We follow with interest the life of the two motherless Sparta Pride cubs. These two female cubs, born around October/November 2011, lost their mother at the end of April 2012. We believe that she lost her life due to internal injuries sustained through a fall from a tree during an altercation with a female leopard. This unexpected death was documented in a previous blog post.
Since the death of the mother, over a month ago, we have been watching them carefully to see how things would shape out for them and the remainder of the Sparta Pride. The Sparta Pride currently sits at four lionesses, one of which has three small cubs, and then these two orphans.
It appears, for the time being at least, that these to orphans are being ‘looked after’ by the still lactating mother. Just the other day the Londolozi trackers managed to find the five cubs (the two orphans and the three that were born in early March) on a sandy beach in the middle of the Sand River. Together with the five youngsters, was the mother of the March litter. Ranger, Sean Carter, managed to capture some footage of the orphans actually suckling from this lioness. Is it possible that she will now take on the role as ‘surrogate’ mother and continue to look after these two? A brave act if you consider that it means she now has five bellies, in addition to her own, to feed.
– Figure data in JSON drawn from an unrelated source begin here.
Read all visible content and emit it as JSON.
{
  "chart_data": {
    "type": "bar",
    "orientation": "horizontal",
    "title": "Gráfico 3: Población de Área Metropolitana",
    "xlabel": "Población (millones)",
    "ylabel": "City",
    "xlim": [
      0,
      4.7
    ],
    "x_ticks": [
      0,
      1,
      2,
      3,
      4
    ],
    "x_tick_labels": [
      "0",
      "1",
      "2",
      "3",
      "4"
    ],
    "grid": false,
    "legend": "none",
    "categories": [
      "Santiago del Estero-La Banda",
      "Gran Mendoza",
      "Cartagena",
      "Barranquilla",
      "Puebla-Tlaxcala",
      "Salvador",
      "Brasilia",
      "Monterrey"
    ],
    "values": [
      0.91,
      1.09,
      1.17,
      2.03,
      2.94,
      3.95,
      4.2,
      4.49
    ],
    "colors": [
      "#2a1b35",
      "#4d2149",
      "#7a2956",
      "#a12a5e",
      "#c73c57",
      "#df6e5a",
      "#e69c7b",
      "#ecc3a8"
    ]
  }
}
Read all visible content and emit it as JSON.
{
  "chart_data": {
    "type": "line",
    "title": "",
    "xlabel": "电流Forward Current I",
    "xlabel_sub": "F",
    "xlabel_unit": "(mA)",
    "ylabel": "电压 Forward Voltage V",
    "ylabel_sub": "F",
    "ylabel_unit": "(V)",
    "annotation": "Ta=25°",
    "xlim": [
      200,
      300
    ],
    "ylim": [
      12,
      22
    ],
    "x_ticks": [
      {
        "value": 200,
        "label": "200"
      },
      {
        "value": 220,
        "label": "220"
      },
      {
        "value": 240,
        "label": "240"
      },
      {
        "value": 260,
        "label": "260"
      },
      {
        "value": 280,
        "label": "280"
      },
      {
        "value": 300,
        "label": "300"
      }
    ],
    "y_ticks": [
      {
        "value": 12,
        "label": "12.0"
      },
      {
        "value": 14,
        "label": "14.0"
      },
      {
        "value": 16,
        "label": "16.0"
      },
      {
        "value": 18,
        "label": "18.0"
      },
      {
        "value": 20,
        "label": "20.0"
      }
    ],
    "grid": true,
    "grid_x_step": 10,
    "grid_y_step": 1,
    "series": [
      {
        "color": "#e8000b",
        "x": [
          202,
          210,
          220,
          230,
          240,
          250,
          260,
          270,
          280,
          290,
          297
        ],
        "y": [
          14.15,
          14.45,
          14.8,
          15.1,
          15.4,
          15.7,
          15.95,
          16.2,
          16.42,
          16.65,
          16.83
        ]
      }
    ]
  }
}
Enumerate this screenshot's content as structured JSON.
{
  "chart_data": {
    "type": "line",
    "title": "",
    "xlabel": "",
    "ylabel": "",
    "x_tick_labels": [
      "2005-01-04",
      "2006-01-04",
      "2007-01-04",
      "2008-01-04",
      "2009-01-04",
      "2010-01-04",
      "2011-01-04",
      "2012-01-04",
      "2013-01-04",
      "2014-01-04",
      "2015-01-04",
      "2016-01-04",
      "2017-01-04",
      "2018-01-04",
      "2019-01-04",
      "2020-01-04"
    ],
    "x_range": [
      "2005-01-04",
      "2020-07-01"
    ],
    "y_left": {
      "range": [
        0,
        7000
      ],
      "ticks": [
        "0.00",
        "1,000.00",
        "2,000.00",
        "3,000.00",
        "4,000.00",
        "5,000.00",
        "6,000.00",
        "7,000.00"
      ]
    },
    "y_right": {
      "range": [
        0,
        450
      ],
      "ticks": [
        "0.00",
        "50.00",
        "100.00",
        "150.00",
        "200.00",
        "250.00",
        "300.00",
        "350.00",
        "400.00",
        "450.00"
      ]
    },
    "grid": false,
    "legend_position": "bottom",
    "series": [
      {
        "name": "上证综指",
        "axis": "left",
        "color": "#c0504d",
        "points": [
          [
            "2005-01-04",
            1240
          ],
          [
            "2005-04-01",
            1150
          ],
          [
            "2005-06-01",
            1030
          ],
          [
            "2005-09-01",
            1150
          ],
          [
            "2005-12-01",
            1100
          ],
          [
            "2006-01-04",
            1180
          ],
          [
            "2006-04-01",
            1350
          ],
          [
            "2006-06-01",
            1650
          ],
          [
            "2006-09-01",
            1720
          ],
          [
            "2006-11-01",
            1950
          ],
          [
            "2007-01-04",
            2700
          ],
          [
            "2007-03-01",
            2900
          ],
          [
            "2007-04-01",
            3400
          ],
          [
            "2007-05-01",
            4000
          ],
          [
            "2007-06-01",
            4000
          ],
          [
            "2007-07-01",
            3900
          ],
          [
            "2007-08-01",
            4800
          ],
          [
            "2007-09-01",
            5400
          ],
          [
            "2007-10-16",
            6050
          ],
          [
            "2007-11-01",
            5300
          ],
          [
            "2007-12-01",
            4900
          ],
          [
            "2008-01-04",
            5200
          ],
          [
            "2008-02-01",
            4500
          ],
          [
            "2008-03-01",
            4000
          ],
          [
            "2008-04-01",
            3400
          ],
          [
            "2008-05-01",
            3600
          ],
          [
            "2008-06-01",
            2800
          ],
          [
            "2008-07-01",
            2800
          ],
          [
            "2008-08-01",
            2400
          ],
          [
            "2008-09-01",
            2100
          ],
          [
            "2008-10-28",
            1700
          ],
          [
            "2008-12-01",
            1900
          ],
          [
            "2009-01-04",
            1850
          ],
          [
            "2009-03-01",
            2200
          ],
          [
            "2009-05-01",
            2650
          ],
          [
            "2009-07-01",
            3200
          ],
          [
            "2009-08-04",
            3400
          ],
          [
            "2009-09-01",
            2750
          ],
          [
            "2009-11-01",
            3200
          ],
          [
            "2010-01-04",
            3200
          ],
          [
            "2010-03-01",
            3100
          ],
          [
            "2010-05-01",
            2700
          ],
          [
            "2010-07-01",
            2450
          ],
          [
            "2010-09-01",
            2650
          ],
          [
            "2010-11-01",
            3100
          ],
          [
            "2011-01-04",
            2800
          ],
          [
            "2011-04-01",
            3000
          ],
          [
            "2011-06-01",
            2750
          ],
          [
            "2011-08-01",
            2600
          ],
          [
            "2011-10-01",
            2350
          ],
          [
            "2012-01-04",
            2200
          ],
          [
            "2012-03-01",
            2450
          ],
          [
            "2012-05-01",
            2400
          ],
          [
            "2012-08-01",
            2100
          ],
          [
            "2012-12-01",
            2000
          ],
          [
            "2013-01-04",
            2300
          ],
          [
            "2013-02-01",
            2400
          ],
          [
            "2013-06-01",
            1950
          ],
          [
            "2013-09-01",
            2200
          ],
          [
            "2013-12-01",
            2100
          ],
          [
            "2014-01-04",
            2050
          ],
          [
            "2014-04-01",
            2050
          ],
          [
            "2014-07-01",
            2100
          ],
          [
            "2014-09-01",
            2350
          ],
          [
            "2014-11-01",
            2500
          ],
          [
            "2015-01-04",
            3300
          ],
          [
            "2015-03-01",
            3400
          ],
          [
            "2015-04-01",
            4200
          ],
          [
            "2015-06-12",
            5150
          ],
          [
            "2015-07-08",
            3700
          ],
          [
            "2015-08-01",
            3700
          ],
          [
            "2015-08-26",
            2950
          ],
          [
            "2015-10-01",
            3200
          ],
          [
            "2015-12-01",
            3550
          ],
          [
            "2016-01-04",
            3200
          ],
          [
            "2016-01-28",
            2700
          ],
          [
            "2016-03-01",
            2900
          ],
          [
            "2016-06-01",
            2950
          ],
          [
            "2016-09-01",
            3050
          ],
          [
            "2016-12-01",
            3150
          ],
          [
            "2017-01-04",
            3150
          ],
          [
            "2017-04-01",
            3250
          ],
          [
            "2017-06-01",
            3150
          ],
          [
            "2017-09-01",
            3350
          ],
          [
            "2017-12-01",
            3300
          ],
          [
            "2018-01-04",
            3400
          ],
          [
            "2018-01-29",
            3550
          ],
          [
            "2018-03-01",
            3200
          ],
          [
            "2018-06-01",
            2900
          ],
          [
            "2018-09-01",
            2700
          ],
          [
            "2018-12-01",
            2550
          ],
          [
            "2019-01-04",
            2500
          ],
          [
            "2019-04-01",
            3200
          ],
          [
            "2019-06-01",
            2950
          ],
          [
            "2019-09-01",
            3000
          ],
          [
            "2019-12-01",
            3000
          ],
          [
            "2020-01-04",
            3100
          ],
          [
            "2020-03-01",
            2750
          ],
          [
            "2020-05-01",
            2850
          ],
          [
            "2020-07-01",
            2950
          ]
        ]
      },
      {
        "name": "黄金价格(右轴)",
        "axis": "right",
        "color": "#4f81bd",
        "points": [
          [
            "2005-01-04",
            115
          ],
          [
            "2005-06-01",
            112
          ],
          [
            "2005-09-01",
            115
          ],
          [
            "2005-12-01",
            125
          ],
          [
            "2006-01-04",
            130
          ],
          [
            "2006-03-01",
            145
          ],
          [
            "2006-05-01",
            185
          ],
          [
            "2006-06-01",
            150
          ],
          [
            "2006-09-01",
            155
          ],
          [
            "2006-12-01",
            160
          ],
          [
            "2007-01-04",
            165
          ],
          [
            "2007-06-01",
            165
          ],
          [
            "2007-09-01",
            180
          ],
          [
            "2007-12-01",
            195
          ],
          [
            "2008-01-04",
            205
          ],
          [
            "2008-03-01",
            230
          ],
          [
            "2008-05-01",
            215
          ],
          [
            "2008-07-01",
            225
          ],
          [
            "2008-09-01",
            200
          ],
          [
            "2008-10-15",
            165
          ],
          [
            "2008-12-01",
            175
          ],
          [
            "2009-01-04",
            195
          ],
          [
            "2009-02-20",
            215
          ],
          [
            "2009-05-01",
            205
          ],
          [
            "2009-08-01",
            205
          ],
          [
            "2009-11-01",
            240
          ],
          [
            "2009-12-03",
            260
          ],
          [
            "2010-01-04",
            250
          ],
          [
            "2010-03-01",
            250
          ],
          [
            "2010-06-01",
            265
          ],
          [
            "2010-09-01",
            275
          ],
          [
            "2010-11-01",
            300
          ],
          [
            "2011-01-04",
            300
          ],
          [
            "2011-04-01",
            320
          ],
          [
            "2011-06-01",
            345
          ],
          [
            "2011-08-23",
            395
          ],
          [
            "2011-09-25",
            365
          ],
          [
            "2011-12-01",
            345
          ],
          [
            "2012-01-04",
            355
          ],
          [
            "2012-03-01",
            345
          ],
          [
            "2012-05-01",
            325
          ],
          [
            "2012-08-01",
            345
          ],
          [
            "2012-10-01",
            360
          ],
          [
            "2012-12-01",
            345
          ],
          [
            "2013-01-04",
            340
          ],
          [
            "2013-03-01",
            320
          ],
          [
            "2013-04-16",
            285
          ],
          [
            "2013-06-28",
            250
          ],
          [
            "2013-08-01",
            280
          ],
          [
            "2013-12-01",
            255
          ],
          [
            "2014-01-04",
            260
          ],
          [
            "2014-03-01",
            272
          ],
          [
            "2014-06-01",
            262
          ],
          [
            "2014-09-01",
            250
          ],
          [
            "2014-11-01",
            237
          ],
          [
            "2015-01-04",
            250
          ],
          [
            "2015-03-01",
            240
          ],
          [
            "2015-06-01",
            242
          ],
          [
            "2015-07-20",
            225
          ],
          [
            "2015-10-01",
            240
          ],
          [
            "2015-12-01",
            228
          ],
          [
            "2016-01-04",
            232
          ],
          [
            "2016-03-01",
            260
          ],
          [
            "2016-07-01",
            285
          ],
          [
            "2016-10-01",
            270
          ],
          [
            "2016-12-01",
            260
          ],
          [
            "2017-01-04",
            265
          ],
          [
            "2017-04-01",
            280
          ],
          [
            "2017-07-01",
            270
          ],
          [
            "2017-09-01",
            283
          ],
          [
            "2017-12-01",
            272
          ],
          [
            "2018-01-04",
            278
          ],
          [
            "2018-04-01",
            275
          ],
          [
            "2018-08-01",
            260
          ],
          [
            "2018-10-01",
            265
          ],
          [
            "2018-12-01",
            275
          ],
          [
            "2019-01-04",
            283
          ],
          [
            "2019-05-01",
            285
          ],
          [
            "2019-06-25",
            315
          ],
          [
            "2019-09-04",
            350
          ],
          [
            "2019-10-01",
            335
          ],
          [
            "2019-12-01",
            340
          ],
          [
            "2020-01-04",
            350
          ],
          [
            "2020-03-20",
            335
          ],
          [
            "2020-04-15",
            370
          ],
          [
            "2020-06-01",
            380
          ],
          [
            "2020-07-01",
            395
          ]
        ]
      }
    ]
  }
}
Will the pride as a whole put in the extra effort to keep these two alive?
So, the orphans have made it for over a month now without a mother and they continue to survive against the odds, although there is no doubt that they have lost physical condition .The fact that they are both females adds to the drama! If they are able to stick together and scrounge a living for the next few months, then they may form a formidable bond that will be a crucial asset to the Sparta Pride team.
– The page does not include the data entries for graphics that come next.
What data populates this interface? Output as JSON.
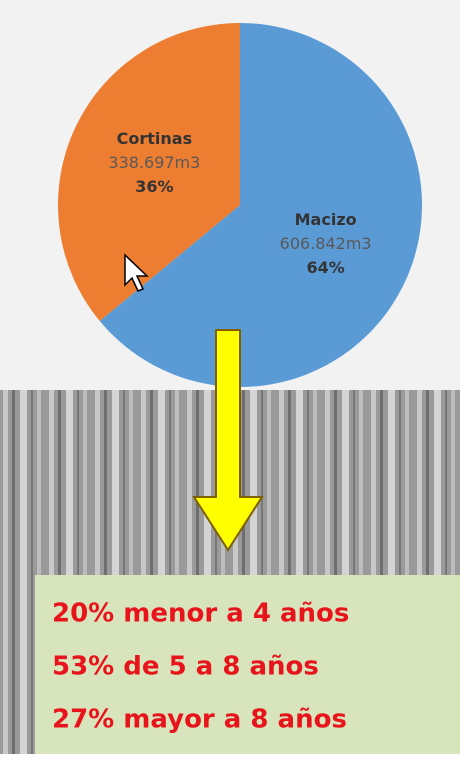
{
  "chart_data": {
    "type": "pie",
    "categories": [
      "Macizo",
      "Cortinas"
    ],
    "values": [
      64,
      36
    ],
    "value_labels": [
      "64%",
      "36%"
    ],
    "volumes": [
      "606.842m3",
      "338.697m3"
    ],
    "colors": [
      "#5b9bd5",
      "#ed7d31"
    ]
  },
  "notes": [
    "20% menor a 4 años",
    "53% de 5 a 8 años",
    "27% mayor a 8 años"
  ]
}
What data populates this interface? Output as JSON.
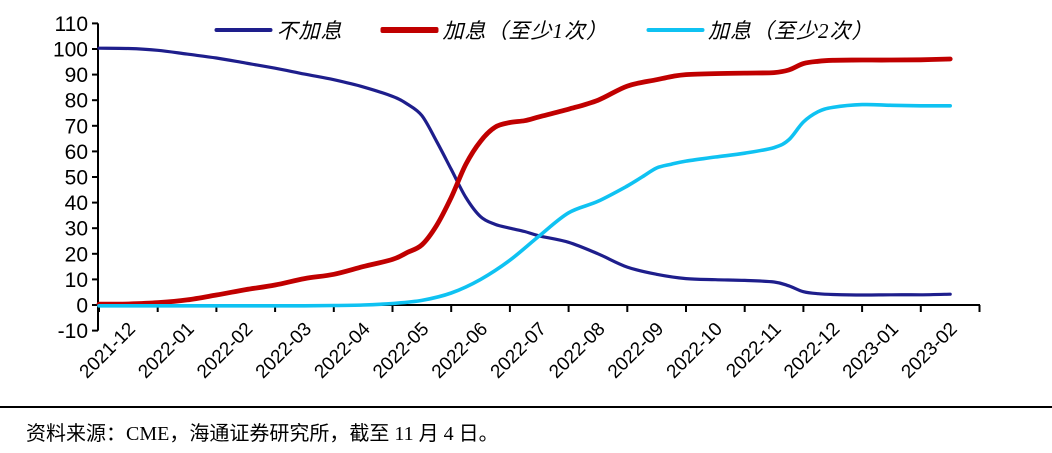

Good news too is that the Majingilane males have been observed with these orphans and they seem to be affectionate towards them. The biggest challenge for these two young lionesses is going to be in acquiring food. They will undoubtedly be bullied off kills and are still too young to hunt for themselves.
I’m looking forward to seeing if these females start to hunt earlier on in their lives then a ‘normal’ lioness may do. Normally one could expect a lioness to start assisting in kills from an age of 18 – 24 months. Maybe, just maybe, these females are destined for greatness and will mature in rapid time…their lives may depend on it!